Il film vanta una struttura densa e un messaggio profondo, anche sociale e razziale, incentrando la vicenda attorno a una famiglia di immigrati ospiti in un paese che sembra averli accolti, ma che non li tutela veramente. L’amore messo in scena ha tanto da insegnare, la pellicola è molto forte e l’interpretazione di Nahema Ricci è davvero potente, accresciuta dall’intensità del personaggio di Sofocle, rivisitato in chiave moderna e vittima della società. Antigone è molto giovane ed esile, un alter ego del suo immenso vigore interiore, mentre il colore e la vis dell’adattamento sono così vividi che sembrano nascere e appartenere all’oggi. La famiglia non riesce a trovare spazio in una società che non li tollera a priori, in un Canada feroce e spietato in tutto tranne che nella delicatezza di un amore, culla di sentimenti puri e senza condizionamento alcuno.
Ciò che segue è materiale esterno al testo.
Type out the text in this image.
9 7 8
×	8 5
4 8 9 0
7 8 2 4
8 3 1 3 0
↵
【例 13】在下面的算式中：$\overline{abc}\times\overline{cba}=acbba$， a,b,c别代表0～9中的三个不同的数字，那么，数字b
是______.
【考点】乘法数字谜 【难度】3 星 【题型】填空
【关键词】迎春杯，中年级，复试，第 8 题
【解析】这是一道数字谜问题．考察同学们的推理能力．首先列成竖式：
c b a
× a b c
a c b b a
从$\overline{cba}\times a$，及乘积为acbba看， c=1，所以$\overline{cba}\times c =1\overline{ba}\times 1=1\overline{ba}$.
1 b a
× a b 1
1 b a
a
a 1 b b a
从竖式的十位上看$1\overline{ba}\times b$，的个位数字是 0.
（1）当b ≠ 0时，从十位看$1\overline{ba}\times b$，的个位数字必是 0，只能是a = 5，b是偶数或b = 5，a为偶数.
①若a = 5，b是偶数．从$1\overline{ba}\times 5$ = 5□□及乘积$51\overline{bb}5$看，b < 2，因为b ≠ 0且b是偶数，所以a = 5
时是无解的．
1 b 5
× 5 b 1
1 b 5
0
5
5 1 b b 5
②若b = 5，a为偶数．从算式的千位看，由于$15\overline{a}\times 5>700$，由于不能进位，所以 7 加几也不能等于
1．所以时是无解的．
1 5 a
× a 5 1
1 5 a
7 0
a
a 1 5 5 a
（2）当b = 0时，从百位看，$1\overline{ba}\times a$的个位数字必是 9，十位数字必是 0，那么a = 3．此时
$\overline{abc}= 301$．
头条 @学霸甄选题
Sofocle sembra un autore di questo tempo, impressiona la contemporaneità di un’opera che ha millenni, un’eroina che “è preoccupata del giudizio dei morti, rispetto a quello dei vivi”, in un mondo ingiusto, che con le sue leggi e i suoi principi semina morti più di combattimento in battaglia. Eteocles e Polynices, fratelli di Antigone, hanno le loro colpe ma pagano per le loro scelte e per una criminalità che ormai va combattuta senza alcuna pietà. Splendido tributo in questo contesto politico e sociale è l’inserimento del coro tebano e l’incarnazione in una psichiatra dell’indovino cieco Tiresia, due isole dell’anima, dove Antigone trova conforto e spazio per raccontare il tumulto che la attraversa e la muove. Il personaggio è reso attuale dall’inserimento in un contesto diverso, anche se le dittature sembrano non morire mai nutrendosi di qualsiasi gioco di potere, come le leggi che resistono allo scorrere del tempo. Una ragazza rompe la purezza di Sofocle e fa una scelta sul proprio corpo e una scelta di vita, per un futuro in evoluzione, dal senso incerto ma dal sentimento deciso, quello stesso sentire che descriveva Sofocle quando scriveva “L’opera umana più bella è di essere utile al prossimo.”